Welcome to Friday Facts! Each week we’ll be taking a look at a specific chart from the Data & Resources section of our website. This week we’re focusing on the number of unhealthy air quality days each year as a result of ozone pollution in Riverside County.
While we have focused a great deal on health outcomes and socioeconomic factors contributing to health disparities in California, another root cause is our environment. It is much harder to live a healthy life when the air you breathe can cause you harm. For today’s Friday Facts, we’re looking at a particular form of pollution, ozone, in Riverside County.

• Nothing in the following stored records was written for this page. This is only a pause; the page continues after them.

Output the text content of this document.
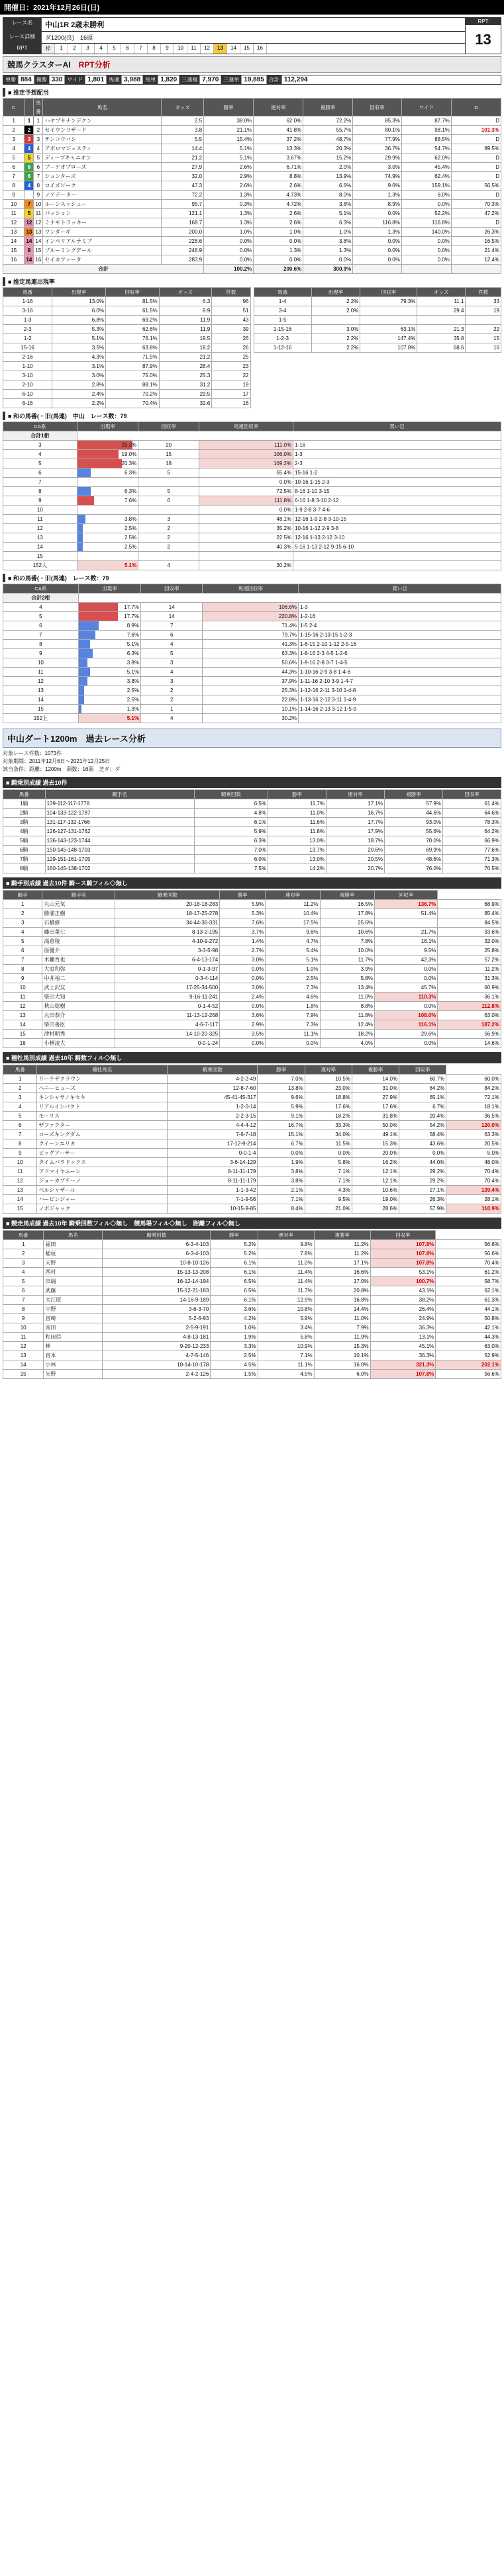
開催日：2021年12月26日(日)
レース名	中山1R 2歳未勝利
レース詳細	ダ1200(良)　16頭
RPT	枠	1	2	3	4	5	6	7	8	9	10	11	12	13	14	15	16
RPT
13
競馬クラスターAI　RPT分析
単勝 884 複勝 330 ワイド 1,801 馬連 3,988 馬単 1,820 三連複 7,970 三連単 19,885 合計 112,294
■ 推定予想配当
C		馬番	馬名	オッズ	勝率	連対率	複勝率	回収率	ワイド	D
1	1	1	ハヤブサナンデクン	2.5	38.0%	62.0%	72.2%	85.3%	87.7%	D
2	2	2	セイウンリザード	3.8	21.1%	41.8%	55.7%	80.1%	98.1%	101.3%
3	3	3	テンコウバシ	5.5	15.4%	37.2%	48.7%	77.9%	88.5%	D
4	4	4	アポロマジェスティ	14.4	5.1%	13.3%	20.3%	36.7%	54.7%	89.5%
5	5	5	ディープキャニオン	21.2	5.1%	3.67%	15.2%	29.9%	62.0%	D
6	6	6	ブーケオブローズ	27.9	2.6%	6.71%	2.0%	3.0%	45.4%	D
7	6	7	シュンターズ	32.0	2.9%	8.8%	13.9%	74.9%	62.4%	D
8	4	8	ロイズピーク	47.3	2.6%	2.6%	6.6%	9.0%	159.1%	56.5%
9		9	ノアデーター	72.2	1.3%	4.73%	8.0%	1.3%	6.0%	D
10	7	10	ルーンスッシュー	95.7	0.3%	4.72%	3.8%	8.9%	0.0%	70.3%
11	5	11	パッション	121.1	1.3%	2.6%	5.1%	0.0%	52.2%	47.2%
12	12	12	ミナモトラッキー	168.7	1.3%	2.6%	6.3%	116.8%	116.8%	D
13	13	13	ワンダーギ	200.0	1.0%	1.0%	1.0%	1.3%	140.0%	26.3%
14	14	14	インペリアルナミブ	228.6	0.0%	0.0%	3.8%	0.0%	0.0%	16.5%
15	8	15	ブルーミングデール	248.9	0.0%	1.3%	1.3%	0.0%	0.0%	21.4%
16	14	16	セイカファータ	283.9	0.0%	0.0%	0.0%	0.0%	0.0%	12.4%
合計					100.2%	200.6%	300.9%			
■ 推定馬連出現率
馬番	出現率	回収率	オッズ	件数
1-16	13.0%	81.5%	6.3	96
3-16	6.0%	61.5%	8.9	51
1-3	6.8%	69.2%	11.9	43
2-3	5.3%	62.6%	11.9	39
1-2	5.1%	76.1%	19.5	26
15-16	3.5%	63.8%	18.2	26
2-16	4.3%	71.5%	21.2	25
1-10	3.1%	87.9%	28.4	23
3-10	3.0%	75.0%	25.3	22
2-10	2.8%	88.1%	31.2	19
6-10	2.4%	70.2%	29.5	17
6-16	2.2%	70.4%	32.6	16
馬番	出現率	回収率	オッズ	件数
1-4	2.2%	79.3%	11.1	33
3-4	2.0%		29.4	19
1-5				
1-15-16	3.0%	63.1%	21.3	22
1-2-3	2.2%	147.4%	35.8	15
1-12-16	2.2%	107.8%	68.6	16
■ 和の馬番(・旧(馬連)　中山　レース数：79
CA系	出現率	回収率	馬連回収率	買い目
合計1桁				
3	25.3%	20	111.0%	1-16
4	19.0%	15	106.0%	1-3
5	20.3%	18	109.2%	2-3
6	6.3%	5	55.4%	15-16 1-2
7			0.0%	10-16 1-15 2-3
8	6.3%	5	72.5%	8-16 1-10 3-15
9	7.6%	6	111.8%	6-16 1-8 3-10 2-12
10			0.0%	1-9 2-8 3-7 4-6
11	3.8%	3	48.1%	12-16 1-9 2-8 3-10-15
12	2.5%	2	35.2%	10-16 1-12 2-9 3-8
13	2.5%	2	22.5%	12-16 1-13 2-12 3-10
14	2.5%	2	40.3%	5-16 1-13 2-12 9-15 6-10
15				
152人	5.1%	4	30.2%	
■ 和の馬番(・旧(馬連)　レース数：79
CA系	出現率	回収率	馬連回収率	買い目
合計2桁				
4	17.7%	14	106.6%	1-3
5	17.7%	14	220.8%	1-2-16
6	8.9%	7	71.4%	1-5 2-4
7	7.6%	6	79.7%	1-15-16 2-13-15 1-2-3
8	5.1%	4	41.3%	1-6-15 2-10 1-12 2-5-16
9	6.3%	5	63.3%	1-8-16 2-3 4-5 1-2-6
10	3.8%	3	50.6%	1-9-16 2-8 3-7 1-4-5
11	5.1%	4	44.3%	1-10-16 2-9 3-8 1-4-6
12	3.8%	3	37.9%	1-11-16 2-10 3-9 1-4-7
13	2.5%	2	25.3%	1-12-16 2-11 3-10 1-4-8
14	2.5%	2	22.8%	1-13-16 2-12 3-11 1-4-9
15	1.3%	1	10.1%	1-14-16 2-13 3-12 1-5-9
152上	5.1%	4	30.2%	
中山ダート1200m　過去レース分析
対象レース件数：1073件
対象期間：2011年12月6日～2021年12月25日
該当条件：距離：1200m　頭数：16頭　芝ダ：ダ
■ 騎乗別成績 過去10件
馬番	騎手名	騎乗回数	勝率	連対率	複勝率	回収率
1騎	139-112-117-1778	6.5%	11.7%	17.1%	57.9%	61.4%
2騎	104-133-122-1787	4.8%	11.0%	16.7%	44.6%	64.6%
3騎	131-117-132-1766	6.1%	11.6%	17.7%	93.0%	78.3%
4騎	126-127-131-1762	5.9%	11.8%	17.9%	55.6%	64.2%
5騎	136-143-123-1744	6.3%	13.0%	18.7%	70.0%	66.9%
6騎	150-145-148-1703	7.0%	13.7%	20.6%	69.9%	77.6%
7騎	129-151-161-1705	6.0%	13.0%	20.5%	48.6%	71.3%
8騎	160-145-138-1702	7.5%	14.2%	20.7%	76.0%	70.5%
■ 騎手別成績 過去10件 騎ース騎フィル◇無し
騎手	騎手名	騎乗回数	勝率	連対率	複勝率	回収率	
1	丸山元気	20-18-18-283	5.9%	11.2%	16.5%	136.7%	68.9%
2	勝浦正樹	18-17-25-278	5.3%	10.4%	17.8%	51.4%	85.4%
3	石橋修	34-44-36-331	7.6%	17.5%	25.6%		84.5%
4	藤田菜七	8-13-2-195	3.7%	9.6%	10.6%	21.7%	33.6%
5	高倉稜	4-10-9-272	1.4%	4.7%	7.8%	18.1%	32.0%
6	原優介	3-3-5-98	2.7%	5.4%	10.0%	9.5%	25.8%
7	木幡育也	6-4-13-174	3.0%	5.1%	11.7%	42.3%	57.2%
8	大庭和弥	0-1-3-97	0.0%	1.0%	3.9%	0.0%	11.2%
9	中井裕二	0-3-4-114	0.0%	2.5%	5.8%	0.0%	31.3%
10	武士沢友	17-25-34-500	3.0%	7.3%	13.4%	45.7%	60.9%
11	柴田大知	9-16-11-241	2.4%	4.6%	11.0%	110.3%	36.1%
12	秋山稔樹	0-1-4-52	0.0%	1.8%	8.8%	0.0%	112.8%
13	丸田恭介	11-13-12-268	3.6%	7.9%	11.8%	108.0%	63.0%
14	柴田善臣	4-6-7-117	2.9%	7.3%	12.4%	116.1%	187.2%
15	津村明秀	14-10-20-325	3.5%	11.1%	18.2%	29.6%	56.9%
16	小林凌大	0-0-1-24	0.0%	0.0%	4.0%	0.0%	14.6%
■ 種牡馬別成績 過去10年 騎数フィル◇無し
馬番	種牡馬名	騎乗回数	勝率	連対率	複勝率	回収率	
1	リーチザクラウン	4-2-2-49	7.0%	10.5%	14.0%	60.7%	60.0%
2	ヘニーヒューズ	12-8-7-60	13.8%	23.0%	31.0%	84.2%	84.2%
3	キンシャサノキセキ	45-41-45-317	9.6%	18.8%	27.9%	65.1%	72.1%
4	リアルインパクト	1-2-0-14	5.9%	17.6%	17.6%	6.7%	18.1%
5	モーリス	2-2-3-15	9.1%	18.2%	31.8%	20.4%	36.5%
6	ザファクター	4-4-4-12	16.7%	33.3%	50.0%	54.2%	120.0%
7	ローズキングダム	7-6-7-18	15.1%	34.0%	49.1%	58.4%	63.3%
8	クイーンエリカ	17-12-9-214	6.7%	11.5%	15.3%	43.6%	20.5%
9	ビッグアーサー	0-0-1-4	0.0%	0.0%	20.0%	0.0%	5.0%
10	タイムパラドックス	3-6-14-129	1.9%	5.8%	16.2%	44.0%	48.0%
11	アドマイヤムーン	8-11-11-179	3.8%	7.1%	12.1%	29.2%	70.4%
12	ジョーカプチーノ	8-11-11-179	3.8%	7.1%	12.1%	29.2%	70.4%
13	ベルシャザール	1-1-3-42	2.1%	4.3%	10.6%	27.1%	139.4%
14	ハービンジャー	7-1-9-56	7.1%	9.5%	19.0%	26.3%	28.1%
15	ノボジャック	10-15-9-85	8.4%	21.0%	28.6%	57.9%	110.9%
■ 競走馬成績 過去10年 騎乗回数フィル◇無し　競馬場フィル◇無し　距離フィル◇無し
馬番	馬名	騎乗回数	勝率	連対率	複勝率	回収率	
1	福田	6-3-4-103	5.2%	9.8%	11.2%	107.8%	56.6%
2	稲垣	6-3-4-103	5.2%	7.8%	11.2%	107.8%	56.6%
3	天野	10-8-10-126	6.1%	11.0%	17.1%	107.8%	70.4%
4	西村	15-13-13-208	6.1%	11.4%	16.6%	53.1%	61.2%
5	田端	16-12-14-194	6.5%	11.4%	17.0%	100.7%	58.7%
6	武藤	15-12-21-183	6.5%	11.7%	20.8%	43.1%	62.1%
7	大江原	14-16-9-189	6.1%	12.9%	16.8%	38.2%	61.3%
8	中野	3-6-3-70	3.6%	10.8%	14.4%	26.4%	44.1%
9	宮崎	5-2-6-93	4.2%	5.9%	11.0%	24.9%	50.8%
10	南田	2-5-9-191	1.0%	3.4%	7.9%	36.3%	42.1%
11	和田信	4-8-13-181	1.9%	5.8%	11.9%	13.1%	44.3%
12	林	9-20-12-233	3.3%	10.9%	15.3%	45.1%	63.0%
13	宮本	4-7-5-146	2.5%	7.1%	10.1%	36.3%	52.9%
14	小林	10-14-10-178	4.5%	11.1%	16.0%	321.3%	202.1%
15	矢野	2-4-2-126	1.5%	4.5%	6.0%	107.8%	56.6%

As you can see from the table on our Data and Resources section, everyone living in Riverside County experiences roughly six weeks of unhealthy air quality days due to ozone pollution each summer. While there are some disparities (for example, African Americans average about a week’s worth of unhealthy days more than Whites), it is clear that this is an issue impacting all communities in the county. But what does “unhealthy air quality days” mean? Well, in this instance it is the number of days between May and October that have a level of ozone in the air that is higher than what is considered safe by federal standards.

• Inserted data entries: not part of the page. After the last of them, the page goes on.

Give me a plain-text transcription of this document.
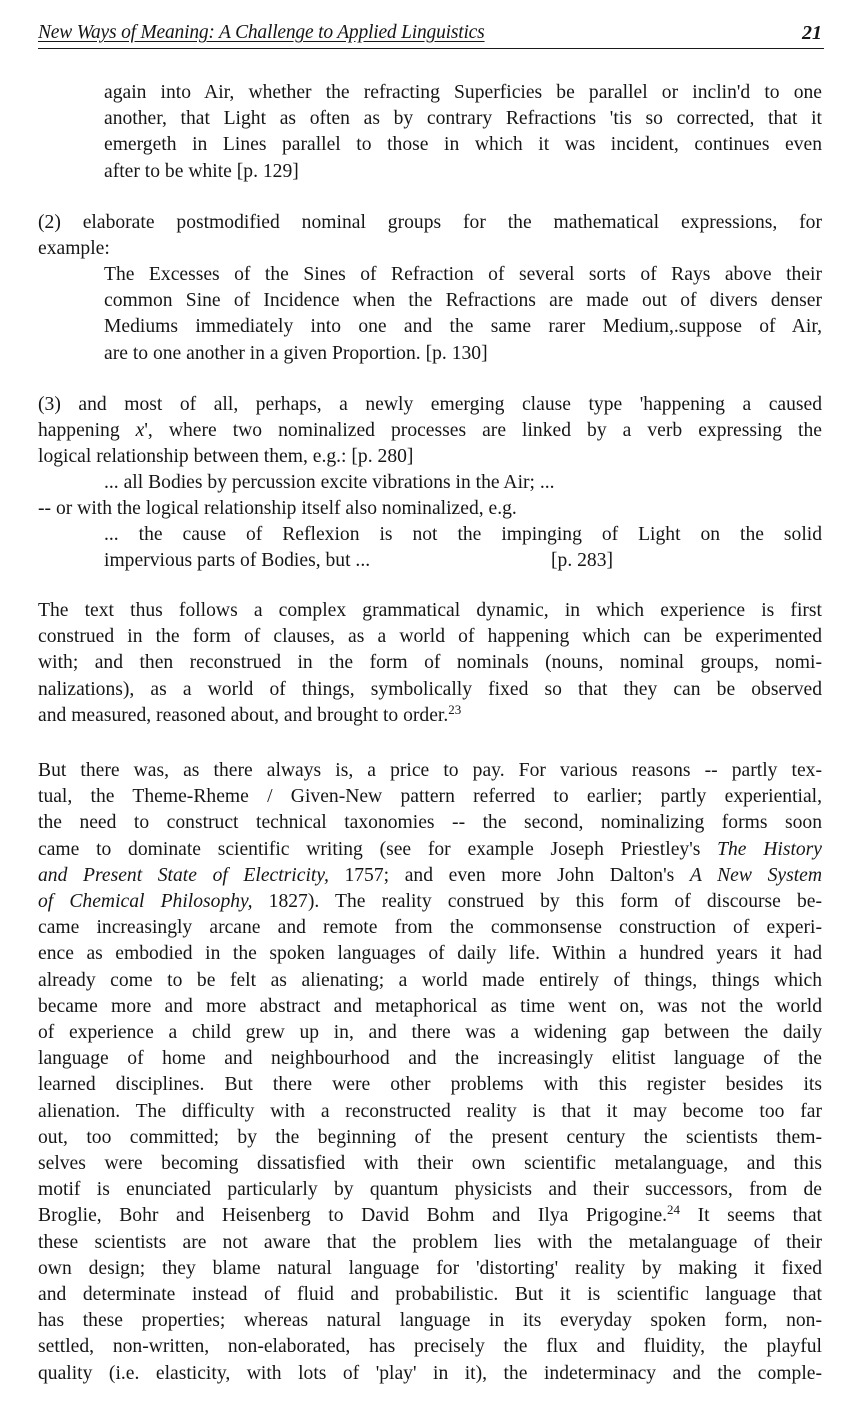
New Ways of Meaning: A Challenge to Applied Linguistics	21
again into Air, whether the refracting Superficies be parallel or inclin'd to one
another, that Light as often as by contrary Refractions 'tis so corrected, that it
emergeth in Lines parallel to those in which it was incident, continues even
after to be white [p. 129]
(2) elaborate postmodified nominal groups for the mathematical expressions, for
example:
The Excesses of the Sines of Refraction of several sorts of Rays above their
common Sine of Incidence when the Refractions are made out of divers denser
Mediums immediately into one and the same rarer Medium,.suppose of Air,
are to one another in a given Proportion. [p. 130]
(3) and most of all, perhaps, a newly emerging clause type 'happening a caused
happening x', where two nominalized processes are linked by a verb expressing the
logical relationship between them, e.g.: [p. 280]
... all Bodies by percussion excite vibrations in the Air; ...
-- or with the logical relationship itself also nominalized, e.g.
... the cause of Reflexion is not the impinging of Light on the solid
impervious parts of Bodies, but ...	[p. 283]
The text thus follows a complex grammatical dynamic, in which experience is first
construed in the form of clauses, as a world of happening which can be experimented
with; and then reconstrued in the form of nominals (nouns, nominal groups, nomi-
nalizations), as a world of things, symbolically fixed so that they can be observed
and measured, reasoned about, and brought to order.$^{23}$
But there was, as there always is, a price to pay. For various reasons -- partly tex-
tual, the Theme-Rheme / Given-New pattern referred to earlier; partly experiential,
the need to construct technical taxonomies -- the second, nominalizing forms soon
came to dominate scientific writing (see for example Joseph Priestley's The History
and Present State of Electricity, 1757; and even more John Dalton's A New System
of Chemical Philosophy, 1827). The reality construed by this form of discourse be-
came increasingly arcane and remote from the commonsense construction of experi-
ence as embodied in the spoken languages of daily life. Within a hundred years it had
already come to be felt as alienating; a world made entirely of things, things which
became more and more abstract and metaphorical as time went on, was not the world
of experience a child grew up in, and there was a widening gap between the daily
language of home and neighbourhood and the increasingly elitist language of the
learned disciplines. But there were other problems with this register besides its
alienation. The difficulty with a reconstructed reality is that it may become too far
out, too committed; by the beginning of the present century the scientists them-
selves were becoming dissatisfied with their own scientific metalanguage, and this
motif is enunciated particularly by quantum physicists and their successors, from de
Broglie, Bohr and Heisenberg to David Bohm and Ilya Prigogine.$^{24}$ It seems that
these scientists are not aware that the problem lies with the metalanguage of their
own design; they blame natural language for 'distorting' reality by making it fixed
and determinate instead of fluid and probabilistic. But it is scientific language that
has these properties; whereas natural language in its everyday spoken form, non-
settled, non-written, non-elaborated, has precisely the flux and fluidity, the playful
quality (i.e. elasticity, with lots of 'play' in it), the indeterminacy and the comple-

Ozone is the result of, among other things, burning fossil fuels (gasoline, oil, and coal). According to the American Lung Association (ALA), one of the leading causes of ozone pollution is exhaust from motor vehicles, which releases gases into the atmosphere that turn into ozone smog when they react with sunlight (their site has a detailed description of this process). Riverside County is located in a region of the state with high volume traffic, and sits near the nation’s most ozone-polluted city, Los Angeles/Long Beach, as noted in the ALA’s wonderful State of the Air report.
The ALA also has a great rundown of the health impacts of breathing ozone pollution:
“Anyone who spends time outdoors where ozone pollution levels are high may be at risk. Five groups of people are especially vulnerable to the effects of breathing ozone:
- children and teens;
- anyone 65 and older;
- people who work or exercise outdoors;
- people with existing lung diseases, such as asthma and chronic obstructive pulmonary disease (also known as COPD, which includes emphysema and chronic bronchitis);
- people with cardiovascular disease.
In addition, newer evidence suggests that other groups—including women, people who suffer from obesity and people with low incomes—may also face higher risk from ozone. More research is needed to confirm these findings.”
A lot of work is being done to improve air quality, particularly in Southern California. If you are interested in some of the work going on in Riverside County and the surrounding area, our partners at ClimatePlan have a great resources section. If you’re doing work on air quality and reducing ozone pollution in Riverside and Southern California, please share any other resources in the comments.